When we ship expression language, we get two benefits:
-
More interesting checks and asserts - e.g. checks and asserts could load data from external sources and make their own LLM calls, so that we could test RAG groundedness directly.
-
Cool Alert 😎. We can optimize expression functions. Write a test block for expression function,
baml-cli optimizewill build a pareto frontier for the full workflow by optimizing every LLM call made in the full workflow and evaluating the Workflow's own test checks & asserts.

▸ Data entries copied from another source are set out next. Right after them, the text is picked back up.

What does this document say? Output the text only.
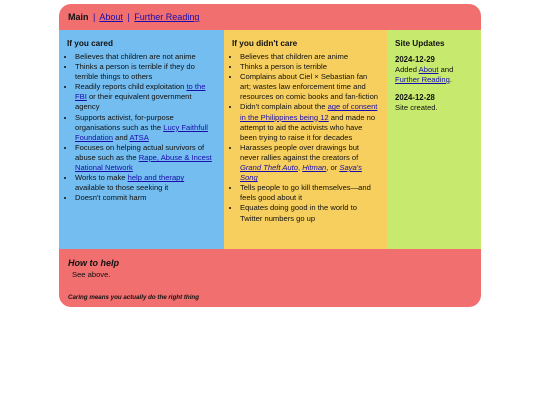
Main | About | Further Reading
If you cared
• Believes that children are not anime
• Thinks a person is terrible if they do terrible things to others
• Readily reports child exploitation to the FBI or their equivalent government agency
• Supports activist, for-purpose organisations such as the Lucy Faithfull Foundation and ATSA
• Focuses on helping actual survivors of abuse such as the Rape, Abuse & Incest National Network
• Works to make help and therapy available to those seeking it
• Doesn't commit harm
If you didn't care
• Believes that children are anime
• Thinks a person is terrible
• Complains about Ciel × Sebastian fan art; wastes law enforcement time and resources on comic books and fan-fiction
• Didn't complain about the age of consent in the Philippines being 12 and made no attempt to aid the activists who have been trying to raise it for decades
• Harasses people over drawings but never rallies against the creators of Grand Theft Auto, Hitman, or Saya's Song
• Tells people to go kill themselves—and feels good about it
• Equates doing good in the world to Twitter numbers go up
Site Updates
2024-12-29
Added About and Further Reading.
2024-12-28
Site created.
How to help
See above.
Caring means you actually do the right thing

I think DSPy does something like this too.
Backwards Compatibility
Fully backward compatible.
Open Questions
- Reflection Model Selection: Should we default to a specific reflection model, or require users to specify one?
-
Proposal: Default to
gpt-4owith opt-in to others via--reflection-model -
Automatic Prompt Updates: Should the optimizer automatically update BAML source files, or just recommend changes?
-
Proposal: Never auto-update source. Instead, generate a diff/patch that users can review and apply
-
Validation: How do we ensure optimized prompts don't break type safety or introduce security issues?